ATO reminder: SMSFs must meet strict investment rules
The ATO has issued a reminder that SMSFs must meet strict investment rules before committing funds. It said that among other things, that an SMSF must not do the following: lend money or provide financial assistance to members or their relatives; acquire assets from related parties, unless specific exceptions apply; exceed the in-house asset limits; and enter into arrangements that do not follow arm’s length rules. The ATO also said transactions with related parties must reflect market value – and that if an investment involves a related party or business activity, you should make sure you understand how the rules apply before proceeding.
SUPER & FINANCIAL SERVICES
$3m Division 296 tax awaits Royal Assent
The Bill proposing the $3m Division 296 tax has passed both Houses and awaits Royal Assent before becoming law. The new legislation introduces an additional tax on earnings attributable to total superannuation balances (TSBs) exceeding $3m.

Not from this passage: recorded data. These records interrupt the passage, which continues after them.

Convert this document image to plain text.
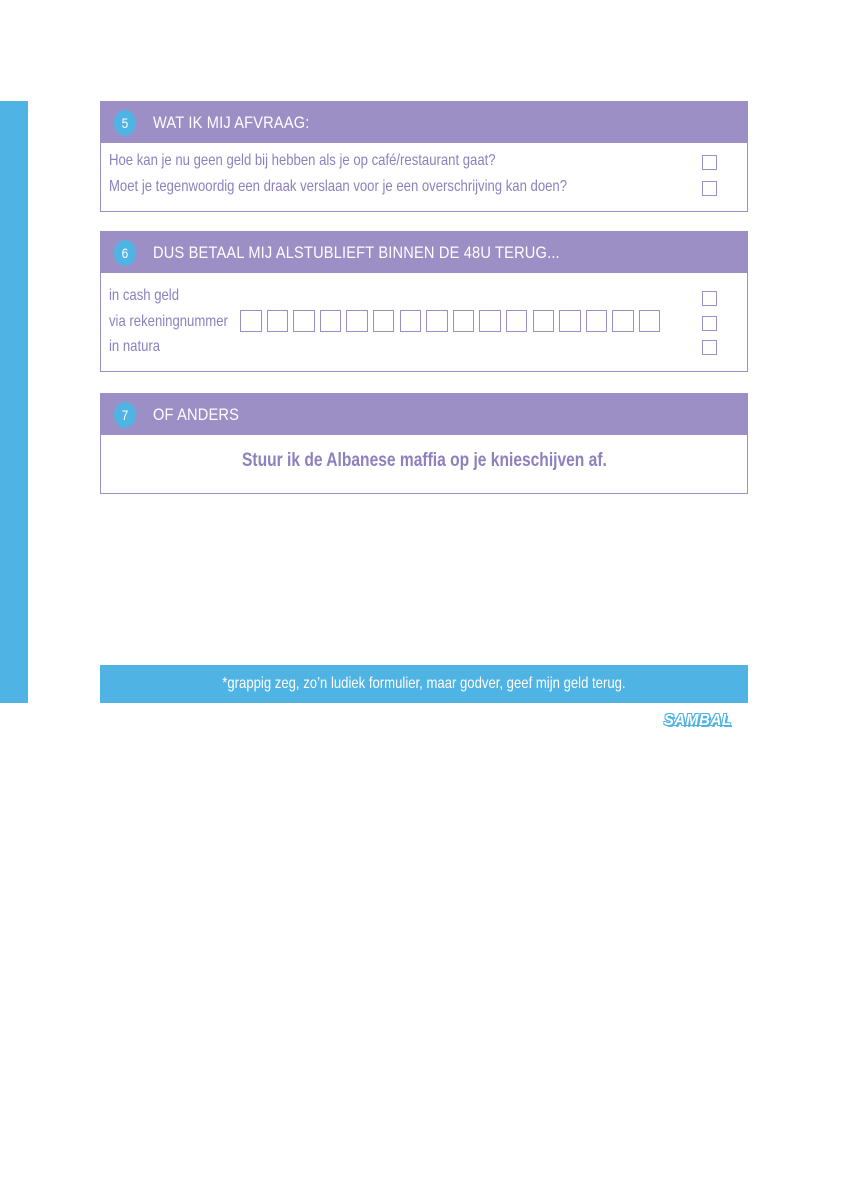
5	WAT IK MIJ AFVRAAG:
Hoe kan je nu geen geld bij hebben als je op café/restaurant gaat?
Moet je tegenwoordig een draak verslaan voor je een overschrijving kan doen?
6	DUS BETAAL MIJ ALSTUBLIEFT BINNEN DE 48U TERUG...
in cash geld
via rekeningnummer
in natura
7	OF ANDERS
Stuur ik de Albanese maffia op je knieschijven af.
*grappig zeg, zo’n ludiek formulier, maar godver, geef mijn geld terug.
SAMBAL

Specifically, from the 2026-27 income year onwards, the tax rates applying to superannuation earnings will be:
- for superannuation balances up to the $3m large superannuation balance threshold – up to 15% on earnings (unchanged from current tax arrangements)

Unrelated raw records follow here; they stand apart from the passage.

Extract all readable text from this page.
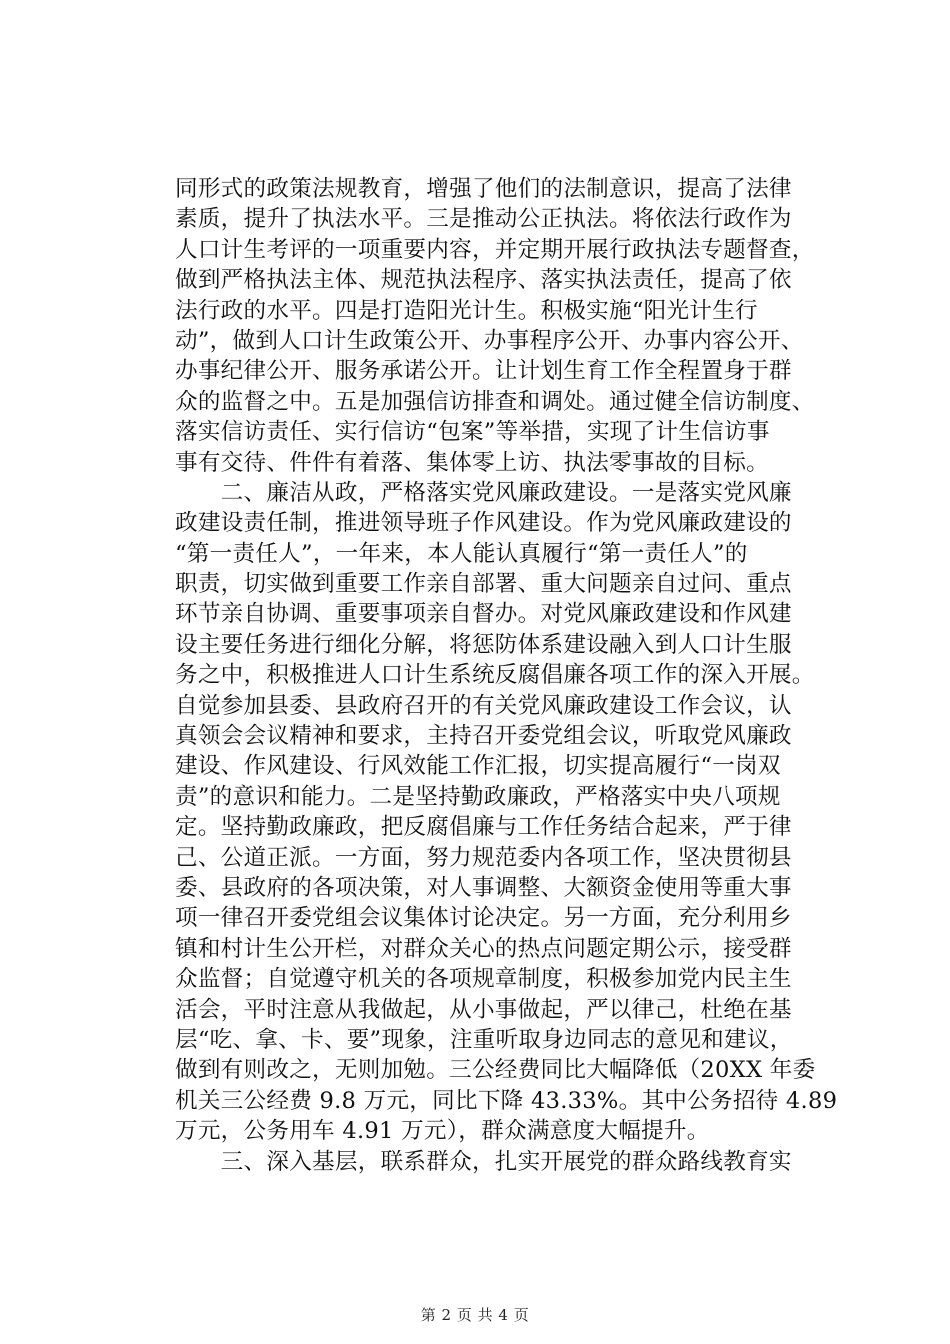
同形式的政策法规教育，增强了他们的法制意识，提高了法律
素质，提升了执法水平。三是推动公正执法。将依法行政作为
人口计生考评的一项重要内容，并定期开展行政执法专题督查，
做到严格执法主体、规范执法程序、落实执法责任，提高了依
法行政的水平。四是打造阳光计生。积极实施“阳光计生行
动”，做到人口计生政策公开、办事程序公开、办事内容公开、
办事纪律公开、服务承诺公开。让计划生育工作全程置身于群
众的监督之中。五是加强信访排查和调处。通过健全信访制度、
落实信访责任、实行信访“包案”等举措，实现了计生信访事
事有交待、件件有着落、集体零上访、执法零事故的目标。
　　二、廉洁从政，严格落实党风廉政建设。一是落实党风廉
政建设责任制，推进领导班子作风建设。作为党风廉政建设的
“第一责任人”，一年来，本人能认真履行“第一责任人”的
职责，切实做到重要工作亲自部署、重大问题亲自过问、重点
环节亲自协调、重要事项亲自督办。对党风廉政建设和作风建
设主要任务进行细化分解，将惩防体系建设融入到人口计生服
务之中，积极推进人口计生系统反腐倡廉各项工作的深入开展。
自觉参加县委、县政府召开的有关党风廉政建设工作会议，认
真领会会议精神和要求，主持召开委党组会议，听取党风廉政
建设、作风建设、行风效能工作汇报，切实提高履行“一岗双
责”的意识和能力。二是坚持勤政廉政，严格落实中央八项规
定。坚持勤政廉政，把反腐倡廉与工作任务结合起来，严于律
己、公道正派。一方面，努力规范委内各项工作，坚决贯彻县
委、县政府的各项决策，对人事调整、大额资金使用等重大事
项一律召开委党组会议集体讨论决定。另一方面，充分利用乡
镇和村计生公开栏，对群众关心的热点问题定期公示，接受群
众监督；自觉遵守机关的各项规章制度，积极参加党内民主生
活会，平时注意从我做起，从小事做起，严以律己，杜绝在基
层“吃、拿、卡、要”现象，注重听取身边同志的意见和建议，
做到有则改之，无则加勉。三公经费同比大幅降低（20XX 年委
机关三公经费 9.8 万元，同比下降 43.33%。其中公务招待 4.89
万元，公务用车 4.91 万元），群众满意度大幅提升。
　　三、深入基层，联系群众，扎实开展党的群众路线教育实
第 2 页 共 4 页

- for superannuation balances between the $3m ‘large superannuation balance threshold’ and the $10m ‘very large superannuation balance threshold’ – up to an overall 30% on a percentage of earnings; and
- for superannuation balances above the $10m ‘very large superannuation balance threshold’ – up to an overall 40% on a percentage of earnings
These thresholds will be indexed to the Consumer Price Index.
Draft Rulings: Penalties for failure to comply with super and STP reporting
The ATO has released PS LA 2026/D1 Administration of penalties for failure to comply with superannuation member account reporting obligations and PS LA 2026/D2 Administration of penalties for failure to comply with Single Touch Payroll reporting obligations. They will (when finalised) provide guidance to ATO staff on the administration of administrative penalties that may apply when entities fail to meet their event-based reporting obligations through the Member Account Attribute & Member Account Transaction Services (relating to superannuation member accounts) and Single Touch Payroll (relating to employment-based payments) accurately and on time. They outline considerations relevant to identifying and imposing administrative penalties and penalty remission.
ATO ruling confirms delayed property sales can satisfy retirement nexus
In a recent private ruling the ATO confirmed that the sale of two premises occurred in connection with retirement for the purposes small business CGT 15-year exemption. The ruling is notable because it accepts that a CGT event can still be sufficiently connected with retirement even where the asset is sold after the individual has ceased gainful employment, provided the sale remains part of a documented and continuing retirement plan.
Institute of Financial Professionals Australia (IFPA) comment
This outcome is consistent with the ATO’s public guidance on the small business 15-year exemption. The ATO says whether a CGT event happens “in connection with” retirement depends on the facts of each case, but generally looks for a significant reduction in hours worked or a significant change in the individual’s activities. The ATO also says the timing of the CGT event can be before or after actual retirement, and that later disposals may still qualify where they are integral to the taxpayer’s retirement plan and the connection is maintained on the facts.